At the orthopedist, I was shocked at how many medical professionals don’t treat kids like people. I’ve been careful in selecting the doctors that I and my kids see; in this case, the ER just assigned us to somebody and we didn’t have any space for a decision. I’m sure the doctor we were assigned is a competent professional, but he didn’t talk to Silas at all. When he determined that Silas might need surgery, he explained this to me, over his head, using the biggest SAT words he could come up with: “Due to the angle of the disruption, I am going to want to put him under general to manipulate and correct it. If it is intractable via external manipulation, we may need to adjust it internally…” This kind of language just upset Silas. His vocabulary is good enough that I’m sure he understood 90% of it, and also understood that the doctor was trying not to let him know what was going on. He thought there must be something really bad if the doctor wouldn’t just tell him what was up. He got super anxious and as soon as we were alone for a minute, he burst into tears. When the doctor came back, I asked him to please use words that he thinks Silas will be able to understand, and to talk to him directly. “When he can tell that you’re trying to talk over his head, it makes him much more anxious.” The doctor looked surprised, the way I imagine my vet might look if I asked her to talk so my cat could understand what was happening to her. He did try to talk more to Silas after that, though.

And then a nurse came in to put a new splint on him. She said, “This new splint will feel nice because it gets all warm as it sets.” After she wrapped him and left the room, he started crying and kind of freaking out. When we first came in, he said his pain was at a 2, but after the new splint was on and starting to harden, he said it was at an 8 or even 9! I thought there must be something wrong because she said it would feel better, so I went to get help. When she came back in, she explained that she had corrected the angle of the bone a little as she wrapped it, “so of course, it’s normal that he’d have some discomfort from that.” I asked her why she didn’t say so. “I didn’t want to upset him,” she replied. Well, okay…I’m just so used to our doctors and nurses being honest with my kids, usually saying things like, “This will hurt, but only for a moment,” that it never occurred to me that she wasn’t being completely upfront with him.

On the way home, Silas said over and over that he was nervous about the surgery. When I asked him a lot of questions to try to learn why, we finally got to the following:

  1. He is afraid that he might wake up during the procedure. No idea why he would think this–I don’t think he’s ever heard of this happening–but he was very concerned. I told him that I don’t think that happens often, and explained about the anesthesiologist and how their whole job is to make sure that he stays asleep for just the right amount of time.
  2. He’s concerned about contracting a flesh-eating bacteria in the hospital. Apparently, quite some time ago, JC told him that this is a thing that happens, because he is Extremely Unhelpful. Silas was talking about this just last month when Lucy was in the hospital. In his get-well card for her, he wrote, “I hope you don’t get any flesh-eating bacteria!” I thought he was being silly and weird, but he is definitely terrified of this.

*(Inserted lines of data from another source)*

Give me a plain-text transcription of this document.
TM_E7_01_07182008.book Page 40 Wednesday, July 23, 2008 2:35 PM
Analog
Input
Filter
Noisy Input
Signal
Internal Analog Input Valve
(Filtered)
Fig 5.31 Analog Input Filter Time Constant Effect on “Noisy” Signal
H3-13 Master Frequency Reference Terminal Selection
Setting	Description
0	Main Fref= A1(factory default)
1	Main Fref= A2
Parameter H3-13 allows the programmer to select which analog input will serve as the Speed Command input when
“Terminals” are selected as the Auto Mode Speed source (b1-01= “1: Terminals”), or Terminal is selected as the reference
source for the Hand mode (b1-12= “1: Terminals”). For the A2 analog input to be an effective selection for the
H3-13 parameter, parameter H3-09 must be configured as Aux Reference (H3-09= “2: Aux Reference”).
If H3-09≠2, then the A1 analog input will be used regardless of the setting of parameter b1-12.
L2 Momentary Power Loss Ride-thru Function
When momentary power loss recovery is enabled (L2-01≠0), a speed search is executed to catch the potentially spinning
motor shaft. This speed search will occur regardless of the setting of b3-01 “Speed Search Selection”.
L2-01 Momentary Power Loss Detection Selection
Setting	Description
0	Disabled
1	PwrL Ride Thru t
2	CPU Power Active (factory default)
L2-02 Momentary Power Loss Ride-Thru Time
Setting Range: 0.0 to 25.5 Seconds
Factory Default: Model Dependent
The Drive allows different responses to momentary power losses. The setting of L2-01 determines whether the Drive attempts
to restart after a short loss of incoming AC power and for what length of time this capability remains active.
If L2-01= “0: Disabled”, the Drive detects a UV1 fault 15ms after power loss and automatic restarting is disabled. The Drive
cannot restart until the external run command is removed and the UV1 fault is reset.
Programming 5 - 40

Max and Emmy came over after his appointment at the orthopedist. Max brought lots of books and puzzles to share, and all of them drew with Sharpies on the ace bandage on Silas’ splinted arm. JC’s folks also came by with a big tote of gifts from people we missed seeing because we were all sick for Christmas. Their timing couldn’t have been better. So now Silas is happily ensconced in his room practicing drawing Manga characters with a book I got him at the library, trying out his new pens from his belated Christmas presents, and snacking on oat bars that Marcella brought him, while Petra is enjoying some solo crafting using kits that JC’s aunt sent her.

Even when life throws us a curveball, we’re lucky to have each other, good friends, and loving family.